In a Nov. 5 letter, Assistant City Manager John Peterek referenced Gov. Greg Abbott’s Oct. 8 directive that ordered TxDOT to ensure cities and counties remove “any and all political ideologies from our streets.”
The order warns that noncompliance could result in the loss of state and federal transportation funding and bans “non-standard surface markings, signage and signals that do not directly support traffic control or safety,” including “symbols, flags or other markings conveying social, political or ideological messages.”
That directive identified the intersection, located within the city’s Pride Cultural Heritage District, as being out of compliance with the new rule.
The city argues the rainbow design is not prohibited under the Manual on Uniform Traffic Control Devices for Streets and Highways — the federal safety standard Texas adopts and TxDOT enforces.
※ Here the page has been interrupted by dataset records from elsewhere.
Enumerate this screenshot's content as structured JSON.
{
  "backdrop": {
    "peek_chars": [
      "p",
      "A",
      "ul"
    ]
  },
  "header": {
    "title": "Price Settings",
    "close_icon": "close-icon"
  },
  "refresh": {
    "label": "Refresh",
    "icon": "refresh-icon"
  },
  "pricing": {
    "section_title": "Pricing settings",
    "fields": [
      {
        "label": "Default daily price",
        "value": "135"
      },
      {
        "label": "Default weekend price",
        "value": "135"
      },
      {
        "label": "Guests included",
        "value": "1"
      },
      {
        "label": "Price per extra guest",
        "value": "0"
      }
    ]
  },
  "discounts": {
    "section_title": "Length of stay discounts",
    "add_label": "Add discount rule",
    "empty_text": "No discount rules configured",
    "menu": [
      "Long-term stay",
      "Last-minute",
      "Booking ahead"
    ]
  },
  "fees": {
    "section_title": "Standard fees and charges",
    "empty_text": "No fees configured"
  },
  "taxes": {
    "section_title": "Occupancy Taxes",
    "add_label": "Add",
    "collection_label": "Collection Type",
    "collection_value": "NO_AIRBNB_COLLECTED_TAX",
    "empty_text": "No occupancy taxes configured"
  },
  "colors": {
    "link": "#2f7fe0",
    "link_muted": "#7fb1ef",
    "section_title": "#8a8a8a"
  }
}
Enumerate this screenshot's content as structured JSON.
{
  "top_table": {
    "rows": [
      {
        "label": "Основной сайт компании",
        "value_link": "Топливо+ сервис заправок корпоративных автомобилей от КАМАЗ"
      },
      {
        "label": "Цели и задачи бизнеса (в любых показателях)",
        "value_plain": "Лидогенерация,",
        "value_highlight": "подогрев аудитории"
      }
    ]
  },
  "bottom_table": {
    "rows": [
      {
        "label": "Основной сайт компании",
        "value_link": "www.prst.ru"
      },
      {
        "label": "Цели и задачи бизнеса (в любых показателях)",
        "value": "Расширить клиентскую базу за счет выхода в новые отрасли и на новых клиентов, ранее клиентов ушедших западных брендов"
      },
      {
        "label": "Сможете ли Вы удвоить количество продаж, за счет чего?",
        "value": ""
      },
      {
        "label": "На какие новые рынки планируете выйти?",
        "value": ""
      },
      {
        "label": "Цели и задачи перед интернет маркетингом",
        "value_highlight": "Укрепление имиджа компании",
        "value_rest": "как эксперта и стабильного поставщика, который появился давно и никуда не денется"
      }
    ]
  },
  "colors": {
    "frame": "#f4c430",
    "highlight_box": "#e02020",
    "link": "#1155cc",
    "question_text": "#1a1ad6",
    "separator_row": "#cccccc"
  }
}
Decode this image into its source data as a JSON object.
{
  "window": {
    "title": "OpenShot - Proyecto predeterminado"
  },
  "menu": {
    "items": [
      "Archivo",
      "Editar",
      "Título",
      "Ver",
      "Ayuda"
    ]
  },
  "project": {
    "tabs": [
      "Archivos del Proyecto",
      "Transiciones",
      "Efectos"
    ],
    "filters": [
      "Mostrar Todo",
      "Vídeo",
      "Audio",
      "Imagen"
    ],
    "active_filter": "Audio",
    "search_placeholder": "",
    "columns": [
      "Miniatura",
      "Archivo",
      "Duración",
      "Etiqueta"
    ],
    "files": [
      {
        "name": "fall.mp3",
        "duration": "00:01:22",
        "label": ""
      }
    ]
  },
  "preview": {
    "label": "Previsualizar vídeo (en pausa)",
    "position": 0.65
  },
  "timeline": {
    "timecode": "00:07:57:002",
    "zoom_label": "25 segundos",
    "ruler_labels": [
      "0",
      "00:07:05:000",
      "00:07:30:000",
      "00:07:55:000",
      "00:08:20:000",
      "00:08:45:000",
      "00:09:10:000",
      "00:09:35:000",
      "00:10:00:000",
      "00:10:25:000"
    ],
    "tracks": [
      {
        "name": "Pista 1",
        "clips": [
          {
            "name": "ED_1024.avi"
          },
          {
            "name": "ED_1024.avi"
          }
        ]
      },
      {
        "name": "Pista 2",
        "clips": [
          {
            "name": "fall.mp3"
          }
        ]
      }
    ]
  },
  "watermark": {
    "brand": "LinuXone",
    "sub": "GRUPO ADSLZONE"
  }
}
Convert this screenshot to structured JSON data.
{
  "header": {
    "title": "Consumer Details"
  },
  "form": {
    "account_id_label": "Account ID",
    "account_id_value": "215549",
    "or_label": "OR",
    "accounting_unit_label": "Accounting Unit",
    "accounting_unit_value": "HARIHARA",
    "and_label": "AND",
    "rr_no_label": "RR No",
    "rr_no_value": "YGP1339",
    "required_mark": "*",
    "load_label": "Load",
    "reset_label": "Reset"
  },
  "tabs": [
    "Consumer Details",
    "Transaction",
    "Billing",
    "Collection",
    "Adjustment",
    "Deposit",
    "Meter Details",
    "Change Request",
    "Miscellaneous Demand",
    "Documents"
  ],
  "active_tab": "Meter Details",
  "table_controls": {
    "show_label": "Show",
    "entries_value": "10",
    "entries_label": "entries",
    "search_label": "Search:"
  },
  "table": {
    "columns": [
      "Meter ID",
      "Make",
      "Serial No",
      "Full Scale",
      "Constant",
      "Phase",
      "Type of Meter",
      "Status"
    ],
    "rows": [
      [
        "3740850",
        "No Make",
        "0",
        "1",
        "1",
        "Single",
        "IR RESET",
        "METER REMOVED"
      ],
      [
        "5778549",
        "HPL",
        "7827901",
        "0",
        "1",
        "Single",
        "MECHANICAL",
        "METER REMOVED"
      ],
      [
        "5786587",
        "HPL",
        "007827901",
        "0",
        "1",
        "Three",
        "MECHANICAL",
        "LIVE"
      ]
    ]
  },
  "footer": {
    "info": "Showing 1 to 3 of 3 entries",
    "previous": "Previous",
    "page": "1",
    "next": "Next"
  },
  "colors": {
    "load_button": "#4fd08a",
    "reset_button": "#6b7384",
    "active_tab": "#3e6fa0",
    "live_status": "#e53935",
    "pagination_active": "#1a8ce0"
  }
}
That manual defines traffic control devices as signs, signals and markings that communicate safety or regulatory information.
Because the rainbow pattern does not guide or regulate traffic, city officials contend it falls outside of TxDOT’s enforcement authority, since the department’s authority over roadway markings is derived from Texas Transportation Code 544.002, which ties regulation to the state’s adoption of the federal manual.
The Office of the City Manager pointed to a letter from the U.S. Transportation Secretary Sean Duffy to Gov. Greg Abbott, which it says “prompted” TxDOT’s action. Duffy encouraged states to “get back to the basics — using data to guide decision-making.”
In response, the city reviewed crash and injury reports from the three years before and three years after the rainbow crosswalk’s installation and found fewer pedestrian incidents following its addition. The analysis showed two pedestrian injuries before installation, one in the three years after, and one incident since — three total in seven years.
By comparison, a nearby intersection without the rainbow design — North Main Avenue and Cypress Street — saw four pedestrian injuries during the same period.
See here, here, and here for some background. Dallas is also seeking an exemption but there’s not a lot of detail about where and on what grounds. Austin has said it will seek exemptions, but they have lots of potentially affected crosswalks and it wasn’t clear when I wrote this how many of them they would aim to protect.
I don’t know what will happen. It’s more likely than not that TxDOT will reject all of these applications and the crosswalks will be erased as Abbott demands. But at least they all will have tried, unlike Houston, where our gutless Mayor and Metro board rolled over in submission. Your choices define your legacy, that much I know.